Franz Konrad, an Austrian-born SS officer in the Warsaw ghetto, confessed to taking some of the photographs before he was executed by hanging in Warsaw on 6 March 1952.

When the Ghetto Uprising was suppressed, Stroop ordered the destruction of Warsaw’s Great Synagogue on 16 May 1943. He gloated as he later recalled: ‘What a marvellous sight it was. A fantastic piece of theatre. My staff and I stood at a distance. I held the electrical device which would detonate all the charges simultaneously … and pressed the button. With a thunderous, deafening bang and a rainbow burst of colours, the fiery explosion soared toward the clouds, an unforgettable tribute to our triumph over the Jews. The Warsaw Ghetto was no more.’

The Great Synagogue of Warsaw was one of the grandest 19th century buildings in Poland and was once the largest synagogue in the world. It was designed by the architect Leandro Marconi and stood on Tłomackie Street. It opened on 26 September 1878 at the celebration of Rosh Hashanah, the Jewish New Year.

Stroop’s destruction of the Great Synagogue was the last act of destruction in the Warsaw Ghetto. About 7,000 Jews died in Europe’s first urban anti-Nazi revolt, most of them burned alive. Almost all the survivors were sent to Treblinka.

Stroop was decorated with the Iron Cross and then sent from Warsaw to Nazi-occupied Greece in September 1943, before being recalled to Germany.

Stroop’s album with this photograph became key evidence at the Nuremburg war crimes trials. Stroop was convicted at Dachau and later in Warsaw.

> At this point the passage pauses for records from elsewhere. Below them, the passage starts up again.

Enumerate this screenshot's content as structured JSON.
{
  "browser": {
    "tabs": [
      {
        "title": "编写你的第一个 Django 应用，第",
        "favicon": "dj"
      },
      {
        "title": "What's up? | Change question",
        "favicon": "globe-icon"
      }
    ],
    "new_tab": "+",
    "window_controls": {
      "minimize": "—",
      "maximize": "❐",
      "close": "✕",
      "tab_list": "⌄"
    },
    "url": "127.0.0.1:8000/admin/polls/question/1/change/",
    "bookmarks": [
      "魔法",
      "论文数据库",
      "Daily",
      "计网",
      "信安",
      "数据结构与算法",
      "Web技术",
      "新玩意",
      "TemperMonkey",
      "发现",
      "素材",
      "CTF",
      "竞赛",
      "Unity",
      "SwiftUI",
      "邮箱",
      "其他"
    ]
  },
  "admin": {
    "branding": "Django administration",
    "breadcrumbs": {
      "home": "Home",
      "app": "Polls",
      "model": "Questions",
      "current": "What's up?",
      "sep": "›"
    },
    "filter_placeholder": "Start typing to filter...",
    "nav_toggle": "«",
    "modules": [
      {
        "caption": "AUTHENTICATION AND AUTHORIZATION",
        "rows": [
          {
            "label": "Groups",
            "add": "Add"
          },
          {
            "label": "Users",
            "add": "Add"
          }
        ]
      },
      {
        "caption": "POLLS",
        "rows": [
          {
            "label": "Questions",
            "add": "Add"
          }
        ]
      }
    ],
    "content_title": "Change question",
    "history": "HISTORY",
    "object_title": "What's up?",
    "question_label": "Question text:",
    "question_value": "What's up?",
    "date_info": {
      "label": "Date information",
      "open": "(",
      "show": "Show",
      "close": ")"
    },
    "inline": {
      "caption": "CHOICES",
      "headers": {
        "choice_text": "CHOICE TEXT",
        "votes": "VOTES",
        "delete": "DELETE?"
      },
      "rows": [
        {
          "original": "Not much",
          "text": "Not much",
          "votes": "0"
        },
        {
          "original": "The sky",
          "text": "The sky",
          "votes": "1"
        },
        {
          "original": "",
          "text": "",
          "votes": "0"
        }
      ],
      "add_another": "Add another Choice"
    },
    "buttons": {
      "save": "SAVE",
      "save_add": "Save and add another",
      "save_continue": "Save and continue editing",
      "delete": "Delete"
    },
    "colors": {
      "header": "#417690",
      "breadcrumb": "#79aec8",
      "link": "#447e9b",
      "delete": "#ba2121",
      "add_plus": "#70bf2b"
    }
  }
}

He was hanged near the Warsaw Ghetto on 6 March 1952.

Poland was once Europe’s Jewish heartland; 90 per cent of the 3.3 million pre-war Jews there had been wiped out by 1945.

The Great Synagogue was not rebuilt in Warsaw after World War II. Since the 1980s, the site has been occupied by a large skyscraper, once known as the Golden Skyscraper and now known as the Blue Skyscraper.

The identity of the boy in the photograph has never been confirmed. But he has become one of the well-known faces of the six million Jews murdered by the Nazis in the Holocaust.